El tema del “temor de Dios”, en otras manos, habría resultado en una
cadena de exhortaciones previsibles de principio a fin, pero en su pluma privilegiada
encontró un expositor de primer orden que consigue remontarse en el tiempo y el
espacio para traducir el sentimiento y la situación de su momento para producir
un texto que ha resistido el paso de los siglos con singular donaire y
exigencia para quienes se acerquen a él. Su insistencia permanente en el “vacío”

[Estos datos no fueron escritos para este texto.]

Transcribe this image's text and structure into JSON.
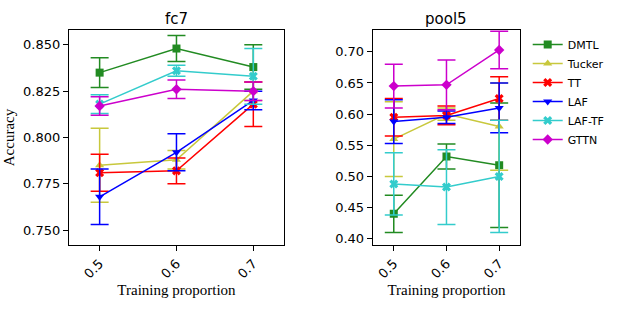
{
  "chart_data": [
    {
      "type": "line",
      "title": "fc7",
      "x_label": "Training proportion",
      "y_label": "Accuracy",
      "x": [
        0.5,
        0.6,
        0.7
      ],
      "xlim": [
        0.46,
        0.74
      ],
      "xticks": [
        0.5,
        0.6,
        0.7
      ],
      "ylim": [
        0.742,
        0.858
      ],
      "yticks": [
        {
          "value": 0.75,
          "label": "0.750"
        },
        0.775,
        {
          "value": 0.8,
          "label": "0.800"
        },
        0.825,
        {
          "value": 0.85,
          "label": "0.850"
        }
      ],
      "grid": false,
      "series": [
        {
          "name": "DMTL",
          "color": "#228b22",
          "marker": "square",
          "values": [
            0.835,
            0.848,
            0.838
          ],
          "errors": [
            0.008,
            0.007,
            0.012
          ]
        },
        {
          "name": "Tucker",
          "color": "#c8c83c",
          "marker": "triangle-up",
          "values": [
            0.785,
            0.788,
            0.825
          ],
          "errors": [
            0.02,
            0.005,
            0.005
          ]
        },
        {
          "name": "TT",
          "color": "#ff0000",
          "marker": "x",
          "values": [
            0.781,
            0.782,
            0.818
          ],
          "errors": [
            0.01,
            0.007,
            0.012
          ]
        },
        {
          "name": "LAF",
          "color": "#0000ff",
          "marker": "triangle-down",
          "values": [
            0.768,
            0.792,
            0.82
          ],
          "errors": [
            0.015,
            0.01,
            0.005
          ]
        },
        {
          "name": "LAF-TF",
          "color": "#33cccc",
          "marker": "x",
          "values": [
            0.818,
            0.836,
            0.833
          ],
          "errors": [
            0.005,
            0.003,
            0.015
          ]
        },
        {
          "name": "GTTN",
          "color": "#cc00cc",
          "marker": "diamond",
          "values": [
            0.817,
            0.826,
            0.825
          ],
          "errors": [
            0.005,
            0.005,
            0.005
          ]
        }
      ]
    },
    {
      "type": "line",
      "title": "pool5",
      "x_label": "Training proportion",
      "x": [
        0.5,
        0.6,
        0.7
      ],
      "xlim": [
        0.46,
        0.74
      ],
      "xticks": [
        0.5,
        0.6,
        0.7
      ],
      "ylim": [
        0.39,
        0.735
      ],
      "yticks": [
        {
          "value": 0.4,
          "label": "0.40"
        },
        0.45,
        {
          "value": 0.5,
          "label": "0.50"
        },
        0.55,
        {
          "value": 0.6,
          "label": "0.60"
        },
        0.65,
        {
          "value": 0.7,
          "label": "0.70"
        }
      ],
      "grid": false,
      "legend": "right",
      "series": [
        {
          "name": "DMTL",
          "color": "#228b22",
          "marker": "square",
          "values": [
            0.44,
            0.532,
            0.518
          ],
          "errors": [
            0.03,
            0.02,
            0.1
          ]
        },
        {
          "name": "Tucker",
          "color": "#c8c83c",
          "marker": "triangle-up",
          "values": [
            0.56,
            0.6,
            0.58
          ],
          "errors": [
            0.06,
            0.01,
            0.07
          ]
        },
        {
          "name": "TT",
          "color": "#ff0000",
          "marker": "x",
          "values": [
            0.595,
            0.598,
            0.625
          ],
          "errors": [
            0.03,
            0.015,
            0.035
          ]
        },
        {
          "name": "LAF",
          "color": "#0000ff",
          "marker": "triangle-down",
          "values": [
            0.588,
            0.595,
            0.61
          ],
          "errors": [
            0.035,
            0.01,
            0.04
          ]
        },
        {
          "name": "LAF-TF",
          "color": "#33cccc",
          "marker": "x",
          "values": [
            0.488,
            0.483,
            0.5
          ],
          "errors": [
            0.05,
            0.06,
            0.09
          ]
        },
        {
          "name": "GTTN",
          "color": "#cc00cc",
          "marker": "diamond",
          "values": [
            0.645,
            0.647,
            0.703
          ],
          "errors": [
            0.035,
            0.04,
            0.03
          ]
        }
      ]
    }
  ]
}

(hebel, “vanidad”) de la vida
parecería que busca arrastrar a quien lo sigue en una espiral de decadencia y
sinsentido. No obstante, el Predicador no se deja engañar y encuentra que la
vida de los piadosos, que lo rodeaban sin duda como una mayoría aplastante, no
siempre encontraba concordancia con algunos sinsabores o pruebas que se viven
en el camino. El problema de una vida difícil no se resolvía, según dijo, con
la incertidumbre que produce la muerte, pues ésta es una realidad biológica inevitable,
con todo y que la ética o la moral religiosas sean una necesidad u obligación
para quienes se decían conocedores del Dios de Israel. Al no mencionar el pacto
de Dios con su pueblo, el libro se coloca en una situación existencial (o
existencialista) en la que lo primordial es resolver pragmáticamente los
grandes dilemas de la existencia, pero no necesariamente mediante el uso de los
manuales de turno, que hoy son una auténtica plaga. Muestra de un buen
acercamiento es lo que escribe Lidia Ladeira Veras: “Como norma de comportamiento,
Qohélet aconseja ‘no ser demasiado justo, ni mostrarse excesivamente sabio’ (7.17),
pero, por otro lado, afirma que ‘los justos y los sabios, con sus obras, están
en las manos de Dios’ (9.1)”.[1]
Siendo el capítulo 12 tan conocido, desgastado y muchas veces, tan
malinterpretado, cuesta trabajo situarlo nuevamente en el horizonte casi “cínico”
en el que lo coloca su autor, pues no siempre estamos a la altura de la
pluralidad y riqueza de lecturas que demanda. Nuestra lectura del pasaje ha
estado dominado por la mentalidad adulta que desea conducir a los jóvenes por
el sendero del bien y de la piedad sin caminos alternativos. El rumbo de la duda
y el juicio crítico modifica la experiencia que se intenta transmitir, puesto
que el libro continuamente insiste en que, desde la voz de la primera persona,
quien habla atravesó diversos estados de ánimo y de fe para, después de un
tiempo razonable, asumir sus errores, su falta de visión y de perspectiva.
Ciertamente desea advertir a los más jóvenes que se pueden “ahorrar” ese camino
de vacilaciones, pero no les oculta el hecho de que los sabios tuvieron la razón
al hablar del temor de Dios como fundamento de la vida individual y colectiva.
No es que no tengan razón, afirma, pero les falta un toque de escepticismo y
claridad.
Entregarse al designio y a los juicios de Dios es la consigna de alguien
que, si dejar de creer, es capaz de observar radicalmente lo que sucede a su
alrededor y no quedarse con la primera impresión. Temer a Dios, para él, es
asumir frente a la existencia un realismo de fe suficiente para sobrevivir y
estar por encima de las penurias y mezquindades que, invariablemente, se le
presentarán. Así resume Elsa Tamez la enseñanza del libro sobre este asunto:
El significado del término temor a Dios no corresponde
a tenerle miedo. Aquí en Qohélet significa más bien reconocer la distancia que
separa a Dios del ser humano. Reconocer su aspecto numinoso y extraordinario
que sobrecoge a los humanos porque es inescrutable, impredecible, un enigma
indescifrable. Dios es misterio. Marca los límites del potencial humano. Como
un espejo o una fuente clara le hace ver a sus criaturas su condición de
humanos. En este sentido, el reconocimiento de Dios como Dios da inicio a la
realización humana. Se puede vivir y planear vivir porque pase lo que pase se
tiene la fe de que Dios está allí. Así pues, paradójicamente, el temor de Dios
significa “no temas”; invita al sosiego en la práctica afanosa. El temor de
Dios va relacionado con el comportamiento del ser humano y con su actitud hacia
la vida. por eso implica un fuerte acento de confianza. Reconociendo los
límites humanos, la conciencia se despliega dentro de los márgenes de la
posibilidad; pues de lo imposible Dios se encargará, incluso por medio de los
sujetos. Todo queda delante de Dios, sin penetrar en el misterio (9.1).[2]